We use a variety of methods to gauge recession risk. The most straightforward is to form fairly low-order indicator sets like our Recession Warning Composite (see November 12, 2007, Expecting A Recession ), that have a long historical record of accurately distinguishing recessions. These indicator sets are comprised of what might be called "weak learners" - conditions that do not in themselves have infallible records of identifying recessions, but that provide very strong signals when observed in combination with other recession flags. They include fairly straightforward conditions such as whether or not the S&P 500 is below its level of 6 months earlier, whether credit spreads are wider than they were 6 months earlier, whether the Purchasing Manager's Index is in the low 50's or below, and so forth.
As of last week, a simple average of 20 of these binary recession indicators continued to show a preponderance of signals still in place - a condition that has never been observed except alongside a U.S. recession.

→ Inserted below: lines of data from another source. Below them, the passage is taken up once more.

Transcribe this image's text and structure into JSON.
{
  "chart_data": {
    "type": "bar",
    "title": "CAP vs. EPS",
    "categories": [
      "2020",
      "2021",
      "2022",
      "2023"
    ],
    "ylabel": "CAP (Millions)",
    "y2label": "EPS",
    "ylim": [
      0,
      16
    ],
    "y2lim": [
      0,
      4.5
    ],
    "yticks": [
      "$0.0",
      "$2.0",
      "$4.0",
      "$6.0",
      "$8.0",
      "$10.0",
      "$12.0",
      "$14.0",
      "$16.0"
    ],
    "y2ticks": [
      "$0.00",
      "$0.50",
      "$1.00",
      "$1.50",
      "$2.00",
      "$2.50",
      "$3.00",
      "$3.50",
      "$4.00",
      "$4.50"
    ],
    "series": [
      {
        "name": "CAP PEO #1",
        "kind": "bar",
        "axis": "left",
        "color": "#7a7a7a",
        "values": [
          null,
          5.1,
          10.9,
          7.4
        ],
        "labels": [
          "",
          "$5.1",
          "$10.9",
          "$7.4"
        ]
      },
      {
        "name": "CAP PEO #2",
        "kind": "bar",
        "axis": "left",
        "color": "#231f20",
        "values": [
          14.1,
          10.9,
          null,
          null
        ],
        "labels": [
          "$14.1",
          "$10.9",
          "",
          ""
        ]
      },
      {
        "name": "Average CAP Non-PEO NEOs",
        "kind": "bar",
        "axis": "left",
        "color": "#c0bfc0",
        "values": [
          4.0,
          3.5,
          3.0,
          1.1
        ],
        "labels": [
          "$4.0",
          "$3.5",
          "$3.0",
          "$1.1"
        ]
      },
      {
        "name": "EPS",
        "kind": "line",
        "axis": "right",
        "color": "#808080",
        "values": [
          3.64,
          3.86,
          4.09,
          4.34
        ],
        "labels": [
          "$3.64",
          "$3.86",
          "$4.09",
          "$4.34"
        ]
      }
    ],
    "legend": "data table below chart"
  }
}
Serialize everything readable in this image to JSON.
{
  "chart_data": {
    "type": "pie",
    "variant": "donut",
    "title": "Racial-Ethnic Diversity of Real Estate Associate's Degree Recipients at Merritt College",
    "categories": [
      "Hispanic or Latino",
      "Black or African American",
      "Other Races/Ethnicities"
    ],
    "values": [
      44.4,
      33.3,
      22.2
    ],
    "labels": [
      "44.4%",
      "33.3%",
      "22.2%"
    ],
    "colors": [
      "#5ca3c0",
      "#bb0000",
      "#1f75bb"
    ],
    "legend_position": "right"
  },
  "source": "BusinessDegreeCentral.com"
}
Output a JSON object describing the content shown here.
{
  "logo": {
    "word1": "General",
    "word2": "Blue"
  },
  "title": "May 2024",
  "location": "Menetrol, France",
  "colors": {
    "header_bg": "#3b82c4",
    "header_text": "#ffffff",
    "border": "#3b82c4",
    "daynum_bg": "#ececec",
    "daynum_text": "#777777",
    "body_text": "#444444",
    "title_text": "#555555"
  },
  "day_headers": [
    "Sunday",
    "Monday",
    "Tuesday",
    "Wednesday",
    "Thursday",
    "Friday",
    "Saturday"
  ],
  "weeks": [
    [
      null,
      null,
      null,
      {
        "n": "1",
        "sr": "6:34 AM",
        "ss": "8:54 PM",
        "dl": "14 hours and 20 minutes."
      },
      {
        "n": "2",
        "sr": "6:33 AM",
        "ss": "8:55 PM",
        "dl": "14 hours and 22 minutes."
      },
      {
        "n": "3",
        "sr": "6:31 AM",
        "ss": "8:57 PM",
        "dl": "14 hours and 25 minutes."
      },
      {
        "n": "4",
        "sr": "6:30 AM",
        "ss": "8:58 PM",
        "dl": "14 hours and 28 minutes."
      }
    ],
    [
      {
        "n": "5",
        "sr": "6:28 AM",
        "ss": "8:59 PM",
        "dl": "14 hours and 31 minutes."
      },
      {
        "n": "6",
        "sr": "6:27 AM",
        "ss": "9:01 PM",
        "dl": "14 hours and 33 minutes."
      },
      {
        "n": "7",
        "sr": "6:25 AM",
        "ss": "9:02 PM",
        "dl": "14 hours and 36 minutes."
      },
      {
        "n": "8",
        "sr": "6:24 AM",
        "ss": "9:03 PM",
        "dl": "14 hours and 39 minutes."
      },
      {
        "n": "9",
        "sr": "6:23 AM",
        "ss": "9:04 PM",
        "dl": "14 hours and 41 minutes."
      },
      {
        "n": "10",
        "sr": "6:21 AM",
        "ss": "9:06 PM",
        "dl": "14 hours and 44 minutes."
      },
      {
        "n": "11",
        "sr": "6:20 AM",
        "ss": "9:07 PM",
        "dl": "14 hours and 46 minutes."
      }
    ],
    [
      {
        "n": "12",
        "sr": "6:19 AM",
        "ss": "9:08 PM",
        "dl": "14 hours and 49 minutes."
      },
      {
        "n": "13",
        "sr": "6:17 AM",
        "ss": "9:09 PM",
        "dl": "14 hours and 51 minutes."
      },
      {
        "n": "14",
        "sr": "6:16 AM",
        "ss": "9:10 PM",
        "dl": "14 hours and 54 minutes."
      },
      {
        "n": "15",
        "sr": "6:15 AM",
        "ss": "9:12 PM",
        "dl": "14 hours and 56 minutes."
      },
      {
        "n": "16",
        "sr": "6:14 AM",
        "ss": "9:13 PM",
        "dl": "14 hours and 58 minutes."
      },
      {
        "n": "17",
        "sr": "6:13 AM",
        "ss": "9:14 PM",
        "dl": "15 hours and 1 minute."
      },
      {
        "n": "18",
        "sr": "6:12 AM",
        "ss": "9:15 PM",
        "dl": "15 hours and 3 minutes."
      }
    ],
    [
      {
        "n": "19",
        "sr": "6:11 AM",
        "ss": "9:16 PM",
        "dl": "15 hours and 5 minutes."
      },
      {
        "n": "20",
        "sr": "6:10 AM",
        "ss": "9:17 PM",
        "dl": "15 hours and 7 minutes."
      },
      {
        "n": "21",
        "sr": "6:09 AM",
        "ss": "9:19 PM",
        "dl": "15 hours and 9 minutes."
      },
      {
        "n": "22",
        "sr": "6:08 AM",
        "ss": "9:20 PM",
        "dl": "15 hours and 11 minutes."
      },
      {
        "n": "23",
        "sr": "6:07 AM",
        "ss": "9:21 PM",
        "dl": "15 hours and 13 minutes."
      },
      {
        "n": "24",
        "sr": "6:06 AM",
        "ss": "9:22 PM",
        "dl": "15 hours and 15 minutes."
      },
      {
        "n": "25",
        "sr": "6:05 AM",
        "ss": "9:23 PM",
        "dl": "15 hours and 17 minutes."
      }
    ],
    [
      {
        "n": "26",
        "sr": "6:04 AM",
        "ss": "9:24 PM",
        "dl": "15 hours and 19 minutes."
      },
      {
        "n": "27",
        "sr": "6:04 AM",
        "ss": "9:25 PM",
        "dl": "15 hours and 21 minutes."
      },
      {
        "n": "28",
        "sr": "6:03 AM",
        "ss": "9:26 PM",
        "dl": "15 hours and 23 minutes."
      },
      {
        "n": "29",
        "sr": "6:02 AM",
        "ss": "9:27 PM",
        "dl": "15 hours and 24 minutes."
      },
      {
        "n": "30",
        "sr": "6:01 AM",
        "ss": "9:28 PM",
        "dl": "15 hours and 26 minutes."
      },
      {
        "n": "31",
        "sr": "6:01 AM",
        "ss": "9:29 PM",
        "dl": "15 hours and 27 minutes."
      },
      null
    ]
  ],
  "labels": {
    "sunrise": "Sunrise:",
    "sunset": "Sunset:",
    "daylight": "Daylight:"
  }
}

Moreover, we can select random subsets of these indicators across random periods of time, in order to make the model less sensitive to exactly how it is put together. That method typically produces more variation in the overall conclusion about the economy, so the confidence in that conclusion is particularly strong when multiple models agree. At present, we observe agreement across a broad ensemble of models, even restricting data to indicators available since 1950 (broader data since 1970 imply virtual certainty of recession). The uniformity of recessionary evidence we observe today has never been seen except during or just prior to other historical recessions.
In short, recent U.S. economic reports have improved modestly from the clearly negative momentum that we saw in late-summer. Unfortunately, the underlying recessionary pressures we observe are largely unchanged. When we take the present set of economic evidence in its entirety, we see very little evidence of a meaningful reduction in recession risks. Indeed, the evidence from the rest of the world, both developed and developing, reinforces the expectation that the global economy is approaching a fresh contraction.